ROSA KHUTOR, Russia, Feb 18 (Reuters) - Martin Fourcade did not seem to be gritting his teeth when he said how pleased he was that Emil Hegle Svendsen had returned to form at the Sochi Olympics.
It was a gracious gesture by the Frenchman because his great Norwegian rival had just denied him a third Olympic gold in a photo-finish to the 15km biathlon mass start on Tuesday.
Svendsen suffered a disappointing start to the Winter Games while Fourcade, the World Cup leader, had won the 20km individual and the 12.5km pursuit gold medals.
“I was a bit surprised he did not react earlier. There is a great rivalry but also a lot of respect, he’s a great champion,” Fourcade told reporters.

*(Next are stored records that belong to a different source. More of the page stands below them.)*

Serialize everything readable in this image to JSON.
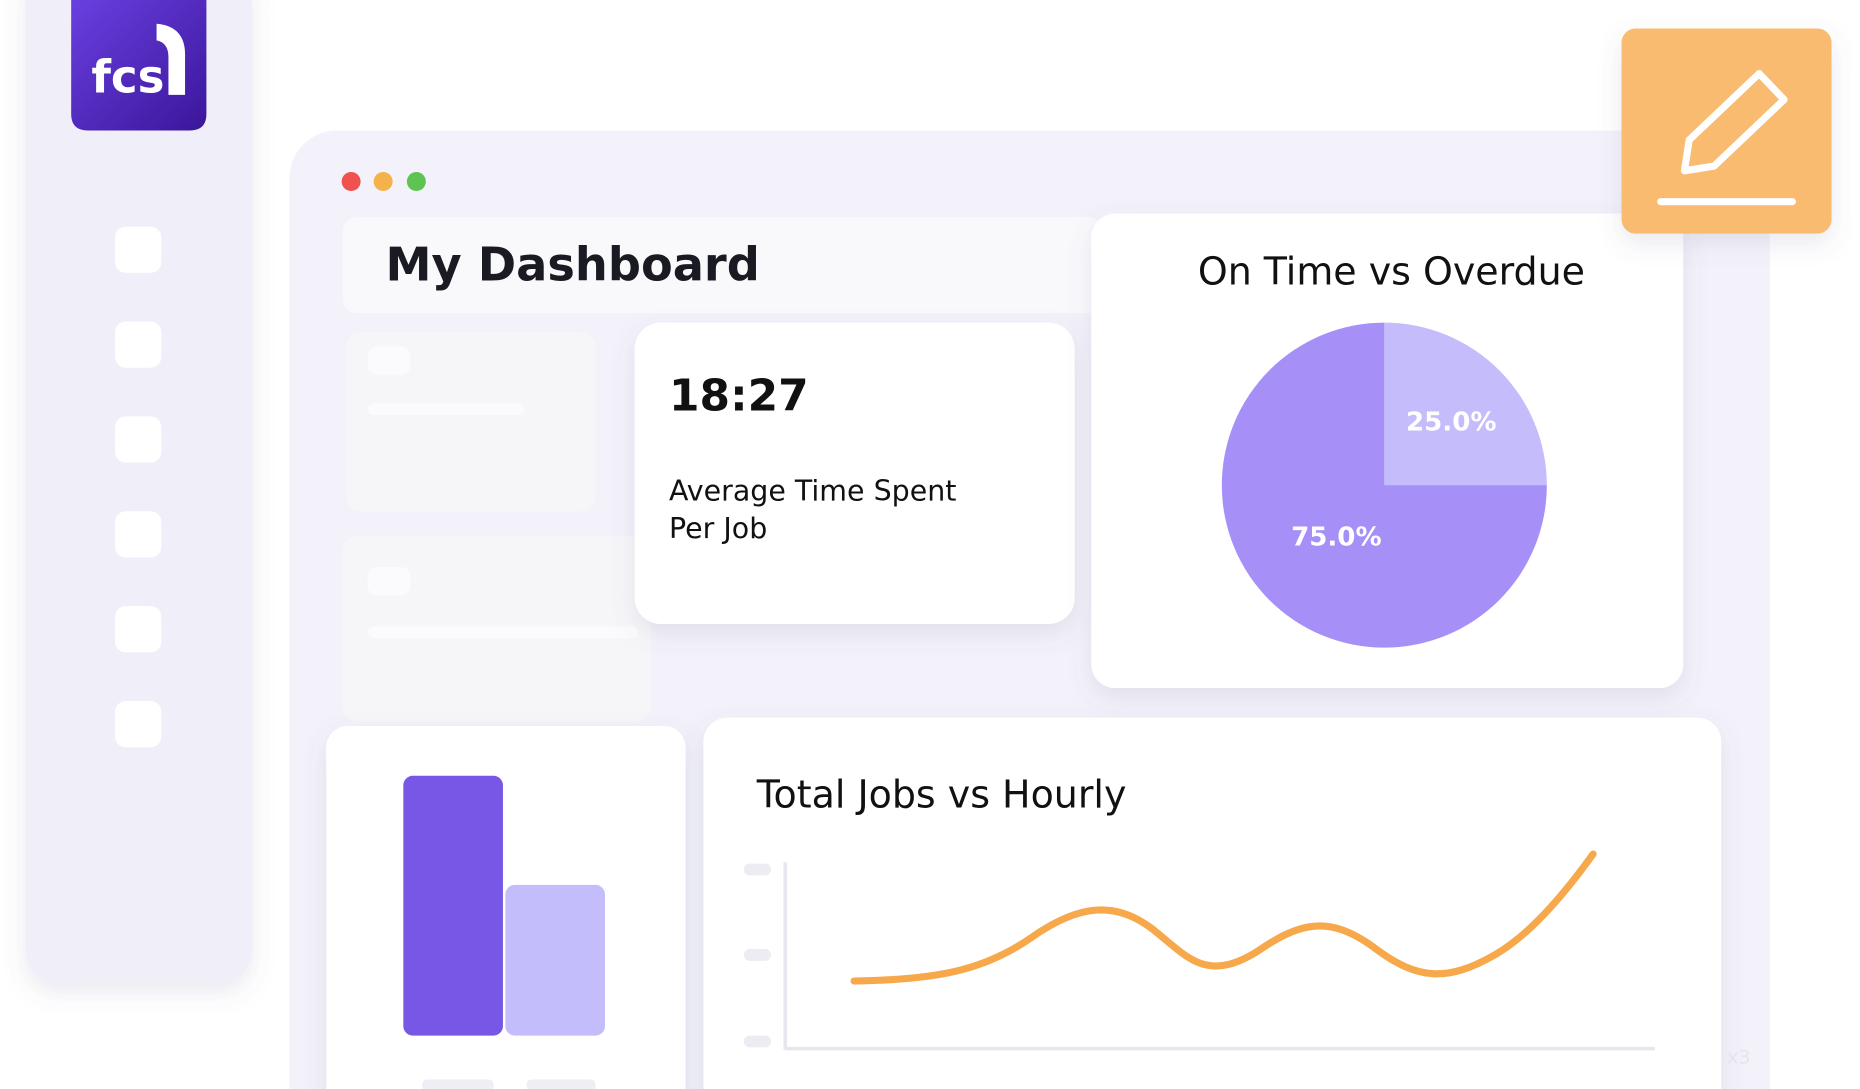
{
  "logo": {
    "text": "fcs"
  },
  "header": {
    "title": "My Dashboard"
  },
  "metric": {
    "value": "18:27",
    "label_lines": [
      "Average Time Spent",
      "Per Job"
    ]
  },
  "chart_data": {
    "type": "pie",
    "title": "On Time vs Overdue",
    "values": [
      25,
      75
    ],
    "value_labels": [
      "25.0%",
      "75.0%"
    ],
    "colors": [
      "#c5bcfb",
      "#a690f8"
    ]
  },
  "line_card": {
    "title": "Total Jobs vs Hourly"
  },
  "watermark": "x3"
}
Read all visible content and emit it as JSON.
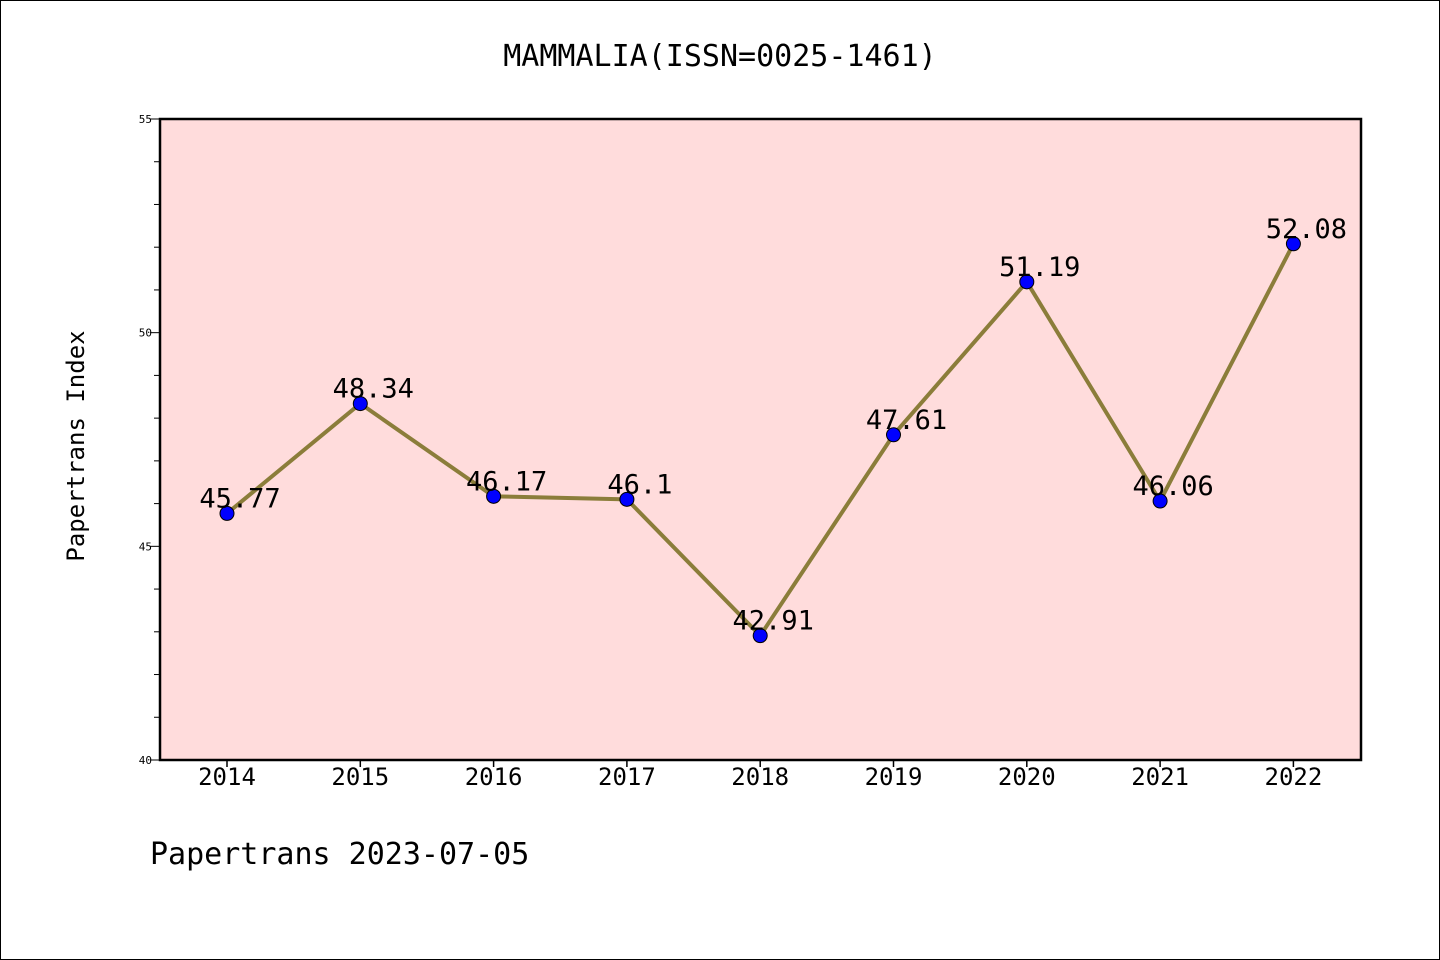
{
  "chart_data": {
    "type": "line",
    "title": "MAMMALIA(ISSN=0025-1461)",
    "xlabel": "",
    "ylabel": "Papertrans Index",
    "categories": [
      "2014",
      "2015",
      "2016",
      "2017",
      "2018",
      "2019",
      "2020",
      "2021",
      "2022"
    ],
    "series": [
      {
        "values": [
          45.77,
          48.34,
          46.17,
          46.1,
          42.91,
          47.61,
          51.19,
          46.06,
          52.08
        ],
        "labels": [
          "45.77",
          "48.34",
          "46.17",
          "46.1",
          "42.91",
          "47.61",
          "51.19",
          "46.06",
          "52.08"
        ]
      }
    ],
    "ylim": [
      40,
      55
    ],
    "yticks": [
      40,
      45,
      50,
      55
    ],
    "grid": false,
    "legend": "none",
    "colors": {
      "plot_background": "#ffdcdc",
      "line": "#8b7d3a",
      "marker": "#0000ff"
    }
  },
  "footer": "Papertrans 2023-07-05"
}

“I tried to put myself in his position and I told myself I could not imagine what he was going through.
“He is a superb athlete, he has won everything. It’s nice for him and for the sport that he won because he has been at the top for four years.”
Svendsen, 28, now has three Olympic titles and a silver medal to Fourcade’s two golds and two silvers in a biathlon rivalry mirroring that between Norway’s Ole Einar Bjoerndalen and Frenchman Raphael Poiree in the early 2000s.
“It’s with good rivals that you claim your best victories and I was missing him a little. He forced me to raise my level,” said the 25-year-old Fourcade, who is doubtful for Wednesday’s mixed relay because of a bout of sickness.
“I think he won’t be there in four years while I will be. He helps me push my limits so in four years I’ll have a better level.
“He’s not my best friend on the circuit, it’s true that I’m closer to Tarje (Boe),” said the Frenchman.
“It’s our rivalry that makes it hard to be friends. There is a lot of mockery but also a lot of respect between us.”
Asked by a Norwegian reporter if he was not fed up of losing to Svendsen in a photo finish - a scenario that has happened before - Fourcade said: “I think he’s more tired of seeing me win than I’m tired of him beating me in the sprint.